Thursday, 16 February 2012

Two inspiring London exhibitions

With a fleeting London visit from my mum last weekend, we decided to go and visit two London exhibitions, the much talked about David Hockney exhibition at the Royal Academy and the recently opened Lucian Freud exhibition at the National Portrait Gallery. I am please to report that both are definitely worth a visit (especially at a non half-term time!) and although exceptionally different it is irrevocably unavoidable to compare and contrast between the two as both have at one time or another been considered Britain's greatest painter.


© Royal Academy of Arts The Road Across the Wolds, 1997


Hockney shows a plethora of work abundant in highly vivid colour and rich in imagery but all devoted to one genre- landscape. He crosses boundaries with experimentation in scale and medium with an enormously vast room devoted to his newly acquired passion for ipad paintings, of which I remain somewhat unconvinced by being a bit of a luddite in my views towards technology. Despite previously being inspired to capture the culture and allure of distant destinations (such as L.A. swimming pools!), there is something quite profound and comforting of his choice to return and draw the landscape within 65 miles of where he was born in Bradford. Aesthetically pleasing and not at all very emotional challenging, we are drawn from room to room in what seems like an endless attack of colour and nature.

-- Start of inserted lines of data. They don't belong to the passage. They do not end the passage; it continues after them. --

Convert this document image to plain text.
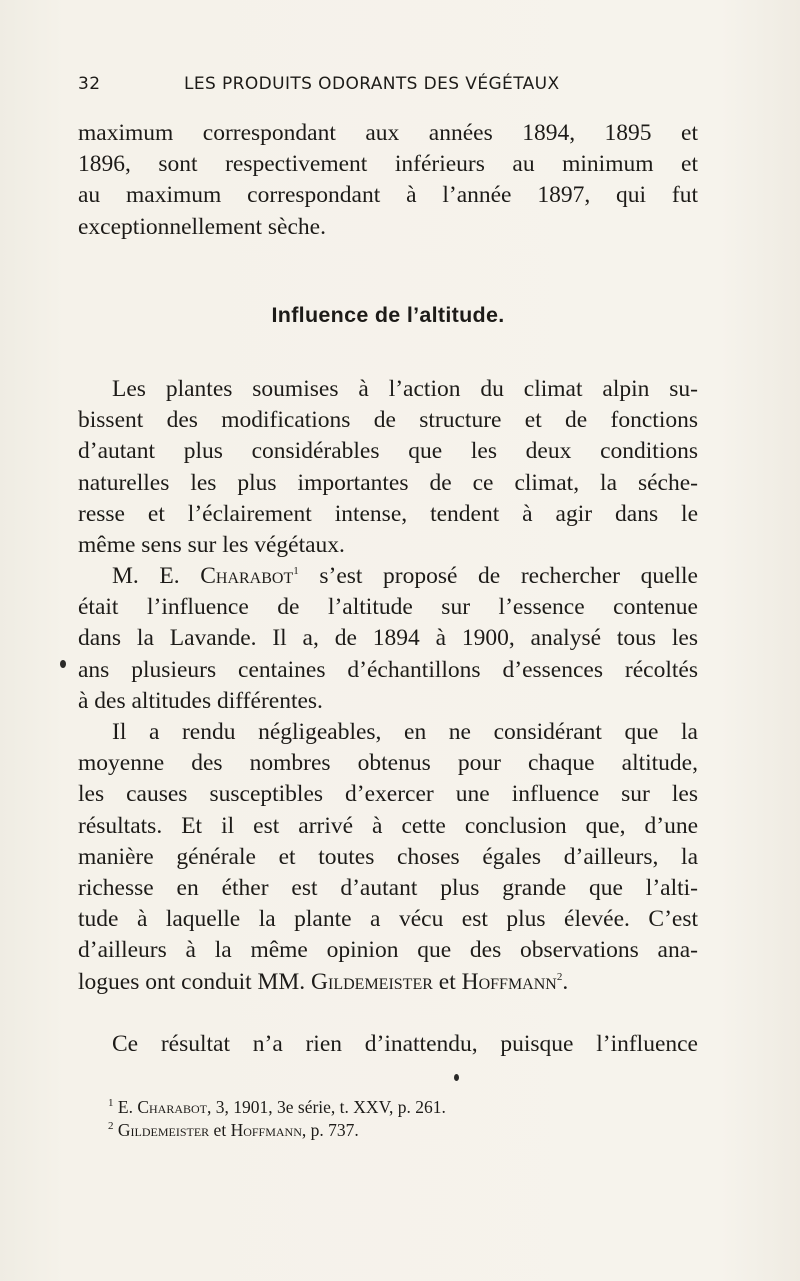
32	LES PRODUITS ODORANTS DES VÉGÉTAUX
maximum correspondant aux années 1894, 1895 et
1896, sont respectivement inférieurs au minimum et
au maximum correspondant à l’année 1897, qui fut
exceptionnellement sèche.
Influence de l’altitude.
Les plantes soumises à l’action du climat alpin su-
bissent des modifications de structure et de fonctions
d’autant plus considérables que les deux conditions
naturelles les plus importantes de ce climat, la séche-
resse et l’éclairement intense, tendent à agir dans le
même sens sur les végétaux.
M. E. Charabot$^1$ s’est proposé de rechercher quelle
était l’influence de l’altitude sur l’essence contenue
dans la Lavande. Il a, de 1894 à 1900, analysé tous les
ans plusieurs centaines d’échantillons d’essences récoltés
à des altitudes différentes.
Il a rendu négligeables, en ne considérant que la
moyenne des nombres obtenus pour chaque altitude,
les causes susceptibles d’exercer une influence sur les
résultats. Et il est arrivé à cette conclusion que, d’une
manière générale et toutes choses égales d’ailleurs, la
richesse en éther est d’autant plus grande que l’alti-
tude à laquelle la plante a vécu est plus élevée. C’est
d’ailleurs à la même opinion que des observations ana-
logues ont conduit MM. Gildemeister et Hoffmann$^2$.
Ce résultat n’a rien d’inattendu, puisque l’influence
$^1$ E. Charabot, 3, 1901, 3e série, t. XXV, p. 261.
$^2$ Gildemeister et Hoffmann, p. 737.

© Royal Academy of Arts The Arrival of Spring in Woldgate, East Yorkshire in 2011 In my opinion, although I can recognize that the ipad is just being used as another drawing tool, like a paintbrush or a pencil, I find it gives the images a rather flat, lifeless quality with their lack of texture.


Freud's retrospective of work show the development and progression of his painting in terms of subject and style. What’s consistent throughout is his ability to succeed in capturing the soul of the sitter, albeit with a rather more often than not melancholic essence. His paintings have a darker, deeper aesthetic with the sitter often placed in a rather grim, basic looking setting. Freud's figures are often rather androgynous and unconventional looking. He does not beautify his subjects but instead presents to us the unadulterated truth through his depiction of lived-in, pasty skinned bodies. As we are guided around the exhibition, what becomes clear is the documentative quality of his paintings. Rather like visual diaries, they record and portray changing emotions towards his wives and lovers and poignantly his difficult relationship with his mother. Some are astoundingly amorous and affectionate whilst others clearly painted with animosity and bitterness towards a subject or situation and in order to intensify this he often paints his subject within empty, dilapidated rooms. One which particularly springs to mind is that of Freud and his then wife in a hotel room. Whilst she lies alone in bed with an extremely pained facial expression and nervous composure he is seen hovering in the dark shadows of the background. Through the window, the roofs of Paris taunt like an unreachable haven. Whether you appreciate the paintings for their metaphoric qualities and emotional complexity or merely their aesthetic exquisiteness with patchwork strokes composing admirable detail and finesse, I highly recommend that you go and see this exhibition.


Girl With A White Dog (1950-1951) - A rather harrowing portrait of his first wife Kitty shortly before they separated.


Benefits supervisor sleeping. Courtesy of National Portrait Gallery.


The work of both artists is equally highly accomplished and inspirational. Hockney’s love for Yorkshire radiates from his colour crammed countryside compositions- which mum and I decided was a fabulous free promotion for the Yorkshire Tourist Board. While what Freud’s lacked in colour they made up for in raw emotion and human energy. On thing is guaranteed, the sales of paintbrushes are bound to be on the increase. I challenge anyone not to be inspired!